The River Rhine in Germany is getting very dry, disrupting supply chains and creating more problems for its struggling economy.
Water in the river has dropped to “exceptionally low” levels in some areas, disrupting transport on the country’s most important inland waterway, German officials told CNN on Friday (12).
The lack of rain in recent months means that cargo ships are now carrying lighter loads, transport costs are rising and economic and energy supply risks are worsening.
Last month, Germany’s Federal Institute of Hydrology warned that water flows at the Kaub meter, located west of Frankfurt, were already at just 45% of average levels for this time of year. The agency said it created “frequent obstructions” for the ships.
Water levels are now expected to drop further before rising “very slightly” in the coming weeks, the Rhine Shipping and Waterways Authority said on Friday.
The situation is reminiscent of 2018, when similar problems with the river led to a “fresh transport standstill” and reduced German economic growth by about 0.2%, according to economists at Deutsche Bank.
higher costs
While water levels this year have yet to drop by the same amount, “cargo ships already need to reduce the amount of cargo,” they wrote in a report last week. “That’s why transportation is more expensive.”
For example, on the Kaub gauge, water levels below 75 centimeters (29.5 inches) generally mean that a large container ship “needs to reduce its loading by about 30%,” economists said.
“There is also a higher rate in Germany to pay the load when water levels drop below a certain level,” warned UBS insurance analysts.
The drought could exacerbate an even greater crisis for Europe’s biggest economy, which is already at risk of recession because of an energy crisis, high inflation and supply chain bottlenecks.
Recently, Germany has turned to firing up its coal plants to ensure the country maintains access to electricity as Russia restricts gas supplies.
But “much of the necessary coal is transported from the Dutch ports of Amsterdam, Rotterdam and Antwerp by barges” along the Rhine River, increasing pressure on local capacity, Deutsche Bank economists noted.

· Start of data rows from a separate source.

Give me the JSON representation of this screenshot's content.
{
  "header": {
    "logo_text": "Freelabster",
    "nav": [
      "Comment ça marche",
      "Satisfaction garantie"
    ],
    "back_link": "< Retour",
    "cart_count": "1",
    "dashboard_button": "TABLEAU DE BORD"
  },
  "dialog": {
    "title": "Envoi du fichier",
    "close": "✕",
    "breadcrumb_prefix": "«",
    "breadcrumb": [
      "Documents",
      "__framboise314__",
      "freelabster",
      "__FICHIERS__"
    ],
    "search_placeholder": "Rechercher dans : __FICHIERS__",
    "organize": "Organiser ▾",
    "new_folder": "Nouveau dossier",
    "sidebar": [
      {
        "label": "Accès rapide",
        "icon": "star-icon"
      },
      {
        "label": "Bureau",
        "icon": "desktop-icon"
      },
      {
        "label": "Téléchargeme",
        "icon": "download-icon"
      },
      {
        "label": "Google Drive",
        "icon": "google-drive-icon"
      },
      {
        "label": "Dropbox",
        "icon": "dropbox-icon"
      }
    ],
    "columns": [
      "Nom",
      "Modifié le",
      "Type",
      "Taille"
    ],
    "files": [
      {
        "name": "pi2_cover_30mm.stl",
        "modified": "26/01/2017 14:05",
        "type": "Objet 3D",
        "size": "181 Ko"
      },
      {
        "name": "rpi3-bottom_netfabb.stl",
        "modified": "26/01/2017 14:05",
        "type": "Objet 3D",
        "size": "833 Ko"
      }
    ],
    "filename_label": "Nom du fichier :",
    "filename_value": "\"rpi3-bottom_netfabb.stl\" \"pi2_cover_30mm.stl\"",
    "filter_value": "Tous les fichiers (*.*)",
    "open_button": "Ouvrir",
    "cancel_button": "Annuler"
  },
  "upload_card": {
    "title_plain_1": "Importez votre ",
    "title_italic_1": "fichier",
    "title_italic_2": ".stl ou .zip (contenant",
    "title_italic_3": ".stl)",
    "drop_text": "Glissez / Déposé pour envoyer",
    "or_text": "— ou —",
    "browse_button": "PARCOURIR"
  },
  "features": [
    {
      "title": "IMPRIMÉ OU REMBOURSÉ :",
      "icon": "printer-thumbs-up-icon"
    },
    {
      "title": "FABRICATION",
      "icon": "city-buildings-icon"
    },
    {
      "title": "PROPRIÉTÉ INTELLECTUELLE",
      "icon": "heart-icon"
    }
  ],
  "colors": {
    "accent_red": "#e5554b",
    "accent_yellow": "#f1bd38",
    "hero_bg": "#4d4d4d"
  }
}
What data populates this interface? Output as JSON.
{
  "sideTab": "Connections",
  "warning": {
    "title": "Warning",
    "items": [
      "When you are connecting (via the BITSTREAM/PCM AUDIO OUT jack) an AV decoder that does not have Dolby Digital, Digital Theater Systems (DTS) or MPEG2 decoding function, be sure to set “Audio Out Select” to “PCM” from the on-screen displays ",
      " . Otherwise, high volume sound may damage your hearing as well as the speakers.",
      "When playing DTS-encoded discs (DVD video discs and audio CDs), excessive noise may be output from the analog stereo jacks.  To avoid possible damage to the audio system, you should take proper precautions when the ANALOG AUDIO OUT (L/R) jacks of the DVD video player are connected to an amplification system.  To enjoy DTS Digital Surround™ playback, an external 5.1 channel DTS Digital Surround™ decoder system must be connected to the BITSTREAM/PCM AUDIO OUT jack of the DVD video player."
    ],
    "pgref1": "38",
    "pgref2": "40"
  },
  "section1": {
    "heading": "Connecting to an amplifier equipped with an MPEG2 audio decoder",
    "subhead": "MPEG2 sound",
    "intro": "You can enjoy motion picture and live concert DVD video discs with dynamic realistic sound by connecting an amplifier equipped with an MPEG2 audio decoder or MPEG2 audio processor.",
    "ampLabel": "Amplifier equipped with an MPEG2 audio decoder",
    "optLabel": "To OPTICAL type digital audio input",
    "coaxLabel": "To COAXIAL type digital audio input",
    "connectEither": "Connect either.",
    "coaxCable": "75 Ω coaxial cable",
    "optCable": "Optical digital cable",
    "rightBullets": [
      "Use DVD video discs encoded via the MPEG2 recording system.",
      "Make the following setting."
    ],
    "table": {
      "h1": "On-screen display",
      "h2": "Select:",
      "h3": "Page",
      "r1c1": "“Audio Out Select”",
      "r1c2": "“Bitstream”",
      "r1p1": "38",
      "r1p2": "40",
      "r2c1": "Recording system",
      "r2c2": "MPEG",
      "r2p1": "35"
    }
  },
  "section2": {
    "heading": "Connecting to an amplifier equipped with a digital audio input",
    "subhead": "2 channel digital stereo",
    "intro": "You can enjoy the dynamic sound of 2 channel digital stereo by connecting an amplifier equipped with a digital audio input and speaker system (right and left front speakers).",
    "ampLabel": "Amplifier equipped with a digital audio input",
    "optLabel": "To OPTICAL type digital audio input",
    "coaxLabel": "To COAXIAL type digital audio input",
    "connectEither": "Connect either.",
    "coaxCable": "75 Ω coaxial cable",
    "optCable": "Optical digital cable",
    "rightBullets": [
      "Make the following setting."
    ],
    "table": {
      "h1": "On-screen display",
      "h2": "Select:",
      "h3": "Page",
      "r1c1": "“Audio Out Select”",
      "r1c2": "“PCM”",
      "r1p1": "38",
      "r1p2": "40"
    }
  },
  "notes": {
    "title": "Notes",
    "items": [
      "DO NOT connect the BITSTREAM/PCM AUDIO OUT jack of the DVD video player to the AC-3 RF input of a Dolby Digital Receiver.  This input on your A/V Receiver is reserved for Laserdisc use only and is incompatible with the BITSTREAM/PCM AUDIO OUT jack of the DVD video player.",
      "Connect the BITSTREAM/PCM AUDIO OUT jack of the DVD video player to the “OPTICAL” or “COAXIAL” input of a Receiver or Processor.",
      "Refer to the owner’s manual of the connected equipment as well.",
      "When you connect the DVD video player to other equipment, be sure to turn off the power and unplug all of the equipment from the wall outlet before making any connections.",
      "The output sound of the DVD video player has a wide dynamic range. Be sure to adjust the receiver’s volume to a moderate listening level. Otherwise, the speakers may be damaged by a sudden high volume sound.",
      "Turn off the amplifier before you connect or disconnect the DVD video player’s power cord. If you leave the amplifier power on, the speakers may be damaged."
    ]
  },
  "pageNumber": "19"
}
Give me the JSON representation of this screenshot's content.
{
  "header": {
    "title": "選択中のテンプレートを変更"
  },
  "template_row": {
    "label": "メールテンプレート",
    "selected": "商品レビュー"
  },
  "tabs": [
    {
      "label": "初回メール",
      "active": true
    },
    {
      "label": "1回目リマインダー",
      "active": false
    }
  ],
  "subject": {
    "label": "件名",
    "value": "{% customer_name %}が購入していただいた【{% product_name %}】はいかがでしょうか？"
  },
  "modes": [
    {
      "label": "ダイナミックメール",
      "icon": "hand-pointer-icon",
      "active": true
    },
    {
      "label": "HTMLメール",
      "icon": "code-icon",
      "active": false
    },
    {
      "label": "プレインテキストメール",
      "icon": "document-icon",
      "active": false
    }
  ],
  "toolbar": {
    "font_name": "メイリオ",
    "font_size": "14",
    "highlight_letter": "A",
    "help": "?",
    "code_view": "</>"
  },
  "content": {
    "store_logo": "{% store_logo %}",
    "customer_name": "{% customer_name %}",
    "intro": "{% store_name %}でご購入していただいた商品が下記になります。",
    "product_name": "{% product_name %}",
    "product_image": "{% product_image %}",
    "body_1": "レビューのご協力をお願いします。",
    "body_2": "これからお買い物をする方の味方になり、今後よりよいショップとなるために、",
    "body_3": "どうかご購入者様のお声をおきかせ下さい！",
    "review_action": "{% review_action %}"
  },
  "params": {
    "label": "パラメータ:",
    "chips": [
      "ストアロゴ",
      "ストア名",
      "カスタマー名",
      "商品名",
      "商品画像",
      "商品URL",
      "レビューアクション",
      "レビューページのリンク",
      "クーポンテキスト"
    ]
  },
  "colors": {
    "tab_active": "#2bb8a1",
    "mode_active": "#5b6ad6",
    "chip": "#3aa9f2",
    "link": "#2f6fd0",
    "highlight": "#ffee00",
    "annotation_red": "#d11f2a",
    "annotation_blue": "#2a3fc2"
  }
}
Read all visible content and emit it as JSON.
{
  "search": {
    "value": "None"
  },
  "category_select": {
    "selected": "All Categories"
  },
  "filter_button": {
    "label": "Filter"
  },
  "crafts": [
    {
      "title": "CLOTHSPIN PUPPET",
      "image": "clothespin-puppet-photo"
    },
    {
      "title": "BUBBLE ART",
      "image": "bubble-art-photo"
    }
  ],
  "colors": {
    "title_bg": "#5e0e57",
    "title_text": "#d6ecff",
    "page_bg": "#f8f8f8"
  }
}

According to Henri Patricot, an oil analyst at UBS, the falling water levels of the river “are challenging the shipments of energy products, which is worsening the situation of the supply of commodities in Europe”. The Rhine is also crucial for transporting chemicals and grain.
In a report on Wednesday (10), Capital Economics said that while the Rhine problems are “a small problem for German industry compared to the gas crisis”, it could become an even bigger headache this year. year.
If the drop in water levels “persistes through December, it could subtract 0.2% from GDP” in the second half of the year “and add a touch to inflation,” wrote Europe’s chief economist Andrew Kenningham.
Germany’s extremely important manufacturing sector could take a bigger hit. Researchers at the Kiel Institute for the World Economy previously found that, in a month of low tide, the country’s industrial production can drop by about 1%.
Currently, the German maritime authority is not imposing restrictions on Rhine traffic due to low water levels.
But a spokesperson for the waterway agency said that in some cases, commercial transport may not be viable if freight has to be reduced too significantly.
Large parts of Europe have been experiencing extreme heat waves and droughts. The source of London’s iconic River Thames dried up and moved about five miles downstream.
The high temperatures of river water in France have prevented the operation of some nuclear power plants. And in northern Italy, farmers are facing the worst drought in 70 years, affecting Parmesan soy production.